Neste cenário tomo a liberdade de expor aqui, como pedestre, a minha forma de convivência pessoal no compartilhar nossas terríveis calçadas com bicicletas, patinetes e outros veículos. Além de tomar todas as precauções relacionadas ao próprio caminhar quanto a buracos, degraus e outras pegadinhas, agora fico alerta também aos tipos de veículos e como estes vão se utilizar da calçada. Tento me impor aos veículos motorizados que entram e saem dos imóveis, mas quando percebo que não vão me ceder o direito de passagem paro para me preservar. Quando vejo ou percebo algum veículo circulando na calçada, seja ele carro, moto, bicicleta, patinete, paro imediatamente e encosto nas paredes e muros até o veículo passar, para me resguardar de qualquer possibilidade de conflito.

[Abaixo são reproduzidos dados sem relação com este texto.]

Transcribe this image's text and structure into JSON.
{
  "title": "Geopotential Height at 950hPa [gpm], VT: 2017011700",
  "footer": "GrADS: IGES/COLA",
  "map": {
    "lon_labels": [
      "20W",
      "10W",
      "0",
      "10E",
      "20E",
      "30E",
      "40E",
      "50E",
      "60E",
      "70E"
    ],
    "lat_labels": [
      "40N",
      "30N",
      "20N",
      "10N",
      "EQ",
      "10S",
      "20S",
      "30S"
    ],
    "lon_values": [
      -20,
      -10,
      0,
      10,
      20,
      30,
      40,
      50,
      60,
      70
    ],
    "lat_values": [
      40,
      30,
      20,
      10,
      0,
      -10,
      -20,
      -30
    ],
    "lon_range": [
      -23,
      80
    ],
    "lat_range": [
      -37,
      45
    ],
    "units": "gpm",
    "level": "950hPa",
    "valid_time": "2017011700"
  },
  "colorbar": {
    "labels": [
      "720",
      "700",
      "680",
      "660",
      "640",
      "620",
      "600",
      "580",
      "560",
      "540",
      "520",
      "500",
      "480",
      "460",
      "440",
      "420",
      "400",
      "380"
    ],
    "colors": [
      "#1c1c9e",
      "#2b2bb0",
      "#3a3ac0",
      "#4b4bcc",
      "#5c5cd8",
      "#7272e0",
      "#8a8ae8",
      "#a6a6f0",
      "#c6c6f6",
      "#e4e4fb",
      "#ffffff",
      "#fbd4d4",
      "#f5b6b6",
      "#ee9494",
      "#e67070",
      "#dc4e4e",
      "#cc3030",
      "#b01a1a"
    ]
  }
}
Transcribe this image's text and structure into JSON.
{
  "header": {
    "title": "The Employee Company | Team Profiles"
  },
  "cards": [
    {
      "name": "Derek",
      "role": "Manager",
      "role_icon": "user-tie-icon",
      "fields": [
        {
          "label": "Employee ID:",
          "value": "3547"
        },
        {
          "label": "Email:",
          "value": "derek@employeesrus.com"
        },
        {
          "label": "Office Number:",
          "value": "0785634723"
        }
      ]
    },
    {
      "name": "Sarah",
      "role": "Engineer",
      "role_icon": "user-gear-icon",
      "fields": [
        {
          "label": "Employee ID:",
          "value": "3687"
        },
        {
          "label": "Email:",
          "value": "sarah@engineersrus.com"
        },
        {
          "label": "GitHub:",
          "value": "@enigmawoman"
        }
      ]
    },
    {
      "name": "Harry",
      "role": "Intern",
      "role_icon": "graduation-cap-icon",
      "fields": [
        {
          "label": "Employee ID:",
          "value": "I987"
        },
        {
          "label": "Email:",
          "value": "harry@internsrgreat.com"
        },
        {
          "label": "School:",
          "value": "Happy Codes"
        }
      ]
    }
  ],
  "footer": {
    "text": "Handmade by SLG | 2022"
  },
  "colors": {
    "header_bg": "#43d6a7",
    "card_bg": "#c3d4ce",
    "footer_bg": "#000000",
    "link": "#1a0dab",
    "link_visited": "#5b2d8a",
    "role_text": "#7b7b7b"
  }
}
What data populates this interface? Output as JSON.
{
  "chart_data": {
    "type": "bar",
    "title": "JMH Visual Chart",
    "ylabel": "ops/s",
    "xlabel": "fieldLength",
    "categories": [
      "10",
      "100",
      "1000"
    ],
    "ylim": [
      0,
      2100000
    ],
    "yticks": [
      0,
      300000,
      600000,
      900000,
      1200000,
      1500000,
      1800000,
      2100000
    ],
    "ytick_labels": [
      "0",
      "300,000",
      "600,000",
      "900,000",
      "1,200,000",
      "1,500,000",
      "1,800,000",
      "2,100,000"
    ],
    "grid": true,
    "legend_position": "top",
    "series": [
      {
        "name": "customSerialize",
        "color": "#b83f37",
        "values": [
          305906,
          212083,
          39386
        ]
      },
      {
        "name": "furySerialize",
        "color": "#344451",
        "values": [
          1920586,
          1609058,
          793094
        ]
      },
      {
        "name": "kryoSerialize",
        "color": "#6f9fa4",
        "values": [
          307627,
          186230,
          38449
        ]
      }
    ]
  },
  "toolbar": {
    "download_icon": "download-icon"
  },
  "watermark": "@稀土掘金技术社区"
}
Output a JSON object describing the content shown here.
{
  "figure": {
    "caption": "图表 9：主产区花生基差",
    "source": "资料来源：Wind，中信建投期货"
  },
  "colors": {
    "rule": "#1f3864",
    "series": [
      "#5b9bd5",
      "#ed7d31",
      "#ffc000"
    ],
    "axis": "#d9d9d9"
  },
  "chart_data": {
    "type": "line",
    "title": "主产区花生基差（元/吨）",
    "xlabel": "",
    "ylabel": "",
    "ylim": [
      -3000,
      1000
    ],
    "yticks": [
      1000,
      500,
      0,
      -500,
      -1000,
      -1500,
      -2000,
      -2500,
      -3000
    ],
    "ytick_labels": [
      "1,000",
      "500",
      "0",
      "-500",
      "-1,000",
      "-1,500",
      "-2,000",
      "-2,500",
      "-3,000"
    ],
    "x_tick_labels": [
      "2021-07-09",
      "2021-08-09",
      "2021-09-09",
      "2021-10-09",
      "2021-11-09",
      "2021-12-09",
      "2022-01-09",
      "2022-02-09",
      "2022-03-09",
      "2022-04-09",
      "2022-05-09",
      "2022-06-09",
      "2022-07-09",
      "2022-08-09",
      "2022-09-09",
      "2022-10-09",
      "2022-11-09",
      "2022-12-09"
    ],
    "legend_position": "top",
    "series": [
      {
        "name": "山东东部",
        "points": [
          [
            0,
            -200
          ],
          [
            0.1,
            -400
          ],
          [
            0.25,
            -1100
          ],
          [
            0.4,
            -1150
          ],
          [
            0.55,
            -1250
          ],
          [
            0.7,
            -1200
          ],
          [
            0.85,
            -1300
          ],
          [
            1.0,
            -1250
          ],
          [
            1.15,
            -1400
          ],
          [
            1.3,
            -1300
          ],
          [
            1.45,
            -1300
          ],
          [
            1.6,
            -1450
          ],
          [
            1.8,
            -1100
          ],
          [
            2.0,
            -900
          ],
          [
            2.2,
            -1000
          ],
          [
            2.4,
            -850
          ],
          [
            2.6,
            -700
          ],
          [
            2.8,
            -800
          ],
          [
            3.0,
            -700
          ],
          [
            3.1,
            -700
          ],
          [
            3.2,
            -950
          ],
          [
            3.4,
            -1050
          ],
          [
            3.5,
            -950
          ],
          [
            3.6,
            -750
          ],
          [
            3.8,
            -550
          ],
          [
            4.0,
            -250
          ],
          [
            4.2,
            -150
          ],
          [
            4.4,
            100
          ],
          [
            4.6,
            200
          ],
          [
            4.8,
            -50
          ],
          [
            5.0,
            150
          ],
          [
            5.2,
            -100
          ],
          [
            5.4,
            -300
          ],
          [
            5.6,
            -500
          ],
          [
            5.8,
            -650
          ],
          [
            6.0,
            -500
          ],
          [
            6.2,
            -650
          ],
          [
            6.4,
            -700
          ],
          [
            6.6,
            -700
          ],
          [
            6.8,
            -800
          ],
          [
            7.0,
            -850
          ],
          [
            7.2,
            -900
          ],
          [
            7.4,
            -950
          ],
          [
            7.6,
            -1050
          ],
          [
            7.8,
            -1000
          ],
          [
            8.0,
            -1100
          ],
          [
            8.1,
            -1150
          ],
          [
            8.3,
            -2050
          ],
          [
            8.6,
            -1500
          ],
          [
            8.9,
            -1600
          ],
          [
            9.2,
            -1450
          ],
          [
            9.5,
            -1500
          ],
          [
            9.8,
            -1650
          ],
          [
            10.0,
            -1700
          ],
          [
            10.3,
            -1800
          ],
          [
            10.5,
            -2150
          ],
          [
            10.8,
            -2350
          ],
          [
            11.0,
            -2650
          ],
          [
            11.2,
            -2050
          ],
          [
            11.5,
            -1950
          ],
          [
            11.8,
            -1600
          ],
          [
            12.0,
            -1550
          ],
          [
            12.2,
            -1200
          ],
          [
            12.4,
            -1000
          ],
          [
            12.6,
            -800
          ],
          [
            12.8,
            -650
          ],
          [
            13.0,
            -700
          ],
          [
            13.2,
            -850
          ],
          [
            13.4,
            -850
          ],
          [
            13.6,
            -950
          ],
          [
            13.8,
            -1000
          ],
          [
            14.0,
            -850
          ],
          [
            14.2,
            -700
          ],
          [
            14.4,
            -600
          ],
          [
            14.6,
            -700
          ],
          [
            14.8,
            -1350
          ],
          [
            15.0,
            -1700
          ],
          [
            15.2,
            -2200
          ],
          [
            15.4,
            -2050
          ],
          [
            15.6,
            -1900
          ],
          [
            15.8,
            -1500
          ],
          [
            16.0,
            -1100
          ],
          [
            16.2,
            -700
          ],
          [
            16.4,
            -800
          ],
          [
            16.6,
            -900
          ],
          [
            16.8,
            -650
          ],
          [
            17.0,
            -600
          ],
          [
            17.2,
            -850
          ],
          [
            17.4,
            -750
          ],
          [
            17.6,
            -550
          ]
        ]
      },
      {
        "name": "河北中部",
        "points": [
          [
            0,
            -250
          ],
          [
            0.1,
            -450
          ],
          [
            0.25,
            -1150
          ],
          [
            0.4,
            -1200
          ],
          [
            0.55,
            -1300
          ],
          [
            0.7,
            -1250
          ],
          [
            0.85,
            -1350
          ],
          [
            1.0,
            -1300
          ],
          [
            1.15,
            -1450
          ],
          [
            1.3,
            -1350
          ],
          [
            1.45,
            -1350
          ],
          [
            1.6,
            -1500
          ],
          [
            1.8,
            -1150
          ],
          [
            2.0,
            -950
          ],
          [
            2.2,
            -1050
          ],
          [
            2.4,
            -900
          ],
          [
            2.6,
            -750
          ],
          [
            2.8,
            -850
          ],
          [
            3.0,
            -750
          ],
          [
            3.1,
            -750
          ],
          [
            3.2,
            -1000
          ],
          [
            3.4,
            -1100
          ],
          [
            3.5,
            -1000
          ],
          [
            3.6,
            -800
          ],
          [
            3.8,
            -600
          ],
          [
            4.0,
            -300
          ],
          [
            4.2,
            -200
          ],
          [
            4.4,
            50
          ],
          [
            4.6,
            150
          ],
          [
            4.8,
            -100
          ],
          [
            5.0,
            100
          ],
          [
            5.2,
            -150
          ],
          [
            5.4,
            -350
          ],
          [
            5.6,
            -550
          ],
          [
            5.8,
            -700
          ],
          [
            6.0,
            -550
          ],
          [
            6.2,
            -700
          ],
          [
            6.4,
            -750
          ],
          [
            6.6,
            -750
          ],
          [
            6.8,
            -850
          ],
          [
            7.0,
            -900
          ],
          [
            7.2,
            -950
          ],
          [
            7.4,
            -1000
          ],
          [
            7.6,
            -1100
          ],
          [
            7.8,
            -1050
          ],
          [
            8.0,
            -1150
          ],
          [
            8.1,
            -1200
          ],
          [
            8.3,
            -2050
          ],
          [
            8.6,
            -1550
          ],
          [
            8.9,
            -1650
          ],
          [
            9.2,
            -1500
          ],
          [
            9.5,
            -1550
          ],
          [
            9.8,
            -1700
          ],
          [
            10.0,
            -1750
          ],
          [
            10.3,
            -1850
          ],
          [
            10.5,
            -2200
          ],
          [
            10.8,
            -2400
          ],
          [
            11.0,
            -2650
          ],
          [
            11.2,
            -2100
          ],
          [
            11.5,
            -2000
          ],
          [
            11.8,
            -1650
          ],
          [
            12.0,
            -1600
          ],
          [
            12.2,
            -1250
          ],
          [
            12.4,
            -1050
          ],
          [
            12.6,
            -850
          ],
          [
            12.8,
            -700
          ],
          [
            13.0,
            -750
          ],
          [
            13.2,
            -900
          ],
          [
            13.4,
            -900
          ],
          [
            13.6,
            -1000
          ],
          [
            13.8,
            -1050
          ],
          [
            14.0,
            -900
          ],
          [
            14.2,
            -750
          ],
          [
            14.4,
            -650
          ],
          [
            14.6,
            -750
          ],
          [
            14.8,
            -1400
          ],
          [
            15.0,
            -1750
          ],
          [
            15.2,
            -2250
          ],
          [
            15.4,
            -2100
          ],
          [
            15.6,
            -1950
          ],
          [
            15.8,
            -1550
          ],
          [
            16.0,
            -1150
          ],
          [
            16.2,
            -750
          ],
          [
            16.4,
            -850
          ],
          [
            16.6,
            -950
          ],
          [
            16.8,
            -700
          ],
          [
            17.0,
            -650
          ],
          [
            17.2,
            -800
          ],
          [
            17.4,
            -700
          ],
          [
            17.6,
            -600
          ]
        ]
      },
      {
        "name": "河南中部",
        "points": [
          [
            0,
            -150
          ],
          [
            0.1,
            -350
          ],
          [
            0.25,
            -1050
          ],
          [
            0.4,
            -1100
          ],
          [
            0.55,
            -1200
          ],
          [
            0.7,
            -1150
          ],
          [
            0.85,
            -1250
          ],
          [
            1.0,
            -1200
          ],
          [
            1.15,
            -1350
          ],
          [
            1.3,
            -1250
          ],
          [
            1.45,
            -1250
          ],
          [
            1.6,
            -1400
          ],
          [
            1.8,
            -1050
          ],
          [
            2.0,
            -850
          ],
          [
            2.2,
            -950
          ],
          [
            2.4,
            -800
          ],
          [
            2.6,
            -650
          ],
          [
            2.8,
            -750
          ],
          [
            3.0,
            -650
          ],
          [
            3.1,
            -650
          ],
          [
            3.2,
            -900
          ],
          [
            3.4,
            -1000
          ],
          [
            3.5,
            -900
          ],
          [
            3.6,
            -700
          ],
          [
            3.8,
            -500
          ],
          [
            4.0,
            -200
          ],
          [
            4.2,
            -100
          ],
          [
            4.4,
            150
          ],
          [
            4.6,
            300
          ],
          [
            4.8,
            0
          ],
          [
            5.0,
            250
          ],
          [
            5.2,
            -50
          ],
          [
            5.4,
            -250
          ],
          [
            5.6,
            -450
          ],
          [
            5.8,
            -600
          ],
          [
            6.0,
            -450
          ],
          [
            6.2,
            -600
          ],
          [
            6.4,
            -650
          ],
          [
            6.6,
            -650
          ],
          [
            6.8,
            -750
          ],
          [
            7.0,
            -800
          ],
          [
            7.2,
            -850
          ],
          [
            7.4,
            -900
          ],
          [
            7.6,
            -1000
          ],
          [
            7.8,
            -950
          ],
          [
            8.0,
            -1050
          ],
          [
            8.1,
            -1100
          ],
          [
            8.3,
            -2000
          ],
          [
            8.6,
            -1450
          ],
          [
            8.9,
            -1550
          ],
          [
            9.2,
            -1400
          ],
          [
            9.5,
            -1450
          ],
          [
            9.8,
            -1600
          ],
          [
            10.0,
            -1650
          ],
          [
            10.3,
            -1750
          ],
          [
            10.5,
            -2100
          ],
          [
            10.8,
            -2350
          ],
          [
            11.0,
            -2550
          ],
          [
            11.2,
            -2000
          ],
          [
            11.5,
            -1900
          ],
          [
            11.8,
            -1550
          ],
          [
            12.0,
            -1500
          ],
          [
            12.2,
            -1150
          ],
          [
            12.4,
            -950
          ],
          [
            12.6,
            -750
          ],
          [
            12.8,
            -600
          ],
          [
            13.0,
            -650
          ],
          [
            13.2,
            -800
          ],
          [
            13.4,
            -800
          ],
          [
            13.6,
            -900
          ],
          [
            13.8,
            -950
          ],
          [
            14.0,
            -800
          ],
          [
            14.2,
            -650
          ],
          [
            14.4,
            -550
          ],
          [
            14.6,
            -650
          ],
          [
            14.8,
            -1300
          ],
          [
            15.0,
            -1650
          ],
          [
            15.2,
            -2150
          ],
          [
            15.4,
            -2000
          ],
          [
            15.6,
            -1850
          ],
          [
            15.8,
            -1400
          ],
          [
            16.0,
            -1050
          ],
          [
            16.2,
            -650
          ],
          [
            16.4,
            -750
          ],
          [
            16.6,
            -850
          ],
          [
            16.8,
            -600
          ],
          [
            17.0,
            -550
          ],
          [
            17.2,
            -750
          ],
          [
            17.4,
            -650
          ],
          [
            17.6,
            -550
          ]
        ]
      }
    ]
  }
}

Pelo menos neste momento é o jeito que encontro para conviver com os outros sócios que são obrigados a procurar a calçada porque nosso ambiente de trânsito motorizado é extremamente selvagem, mesmo não sendo o mais justo porque a calçada é por princípio do pedestre.
Compreendo que é necessário conviver com o compartilhamento de usos na calçada enquanto não há nas cidades uma rede cicloviária com extensão suficiente para atender e acomodar de forma segura e eficiente a todos os deslocamentos dos ciclos, sejam eles bicicletas, patinetes e outros em menor número como skates. Me pergunto o quanto ainda temos que esperar até que haja a divisão justa do espaço público de mobilidade entre todos os seus usuários, sem dar preferência a nenhum. Até quando teremos motoristas habilitados pelas CFCs com condutas que não os preparam para dar prioridade ao pedestre e ao ciclista como determina a lei.
Fatos apontam ser fundamental o estímulo e a priorização das formas de mobilidade ativas e sustentáveis assim como as não tão ativas e sustentáveis assim. Todas elas são necessárias à garantia do futuro das cidades por terem o mérito de tirar automóveis das ruas. A sociedade e o poder público têm consciência deste fato e o processo de mudança já está em curso, mas cada um tem que fazer a sua parte:
Penso que se cada um fizer a sua parte será possível contarmos com formas de mobilidade contemporâneas e eficientes ao ritmo de vida das cidades, onde cada vez mais pessoas vivem.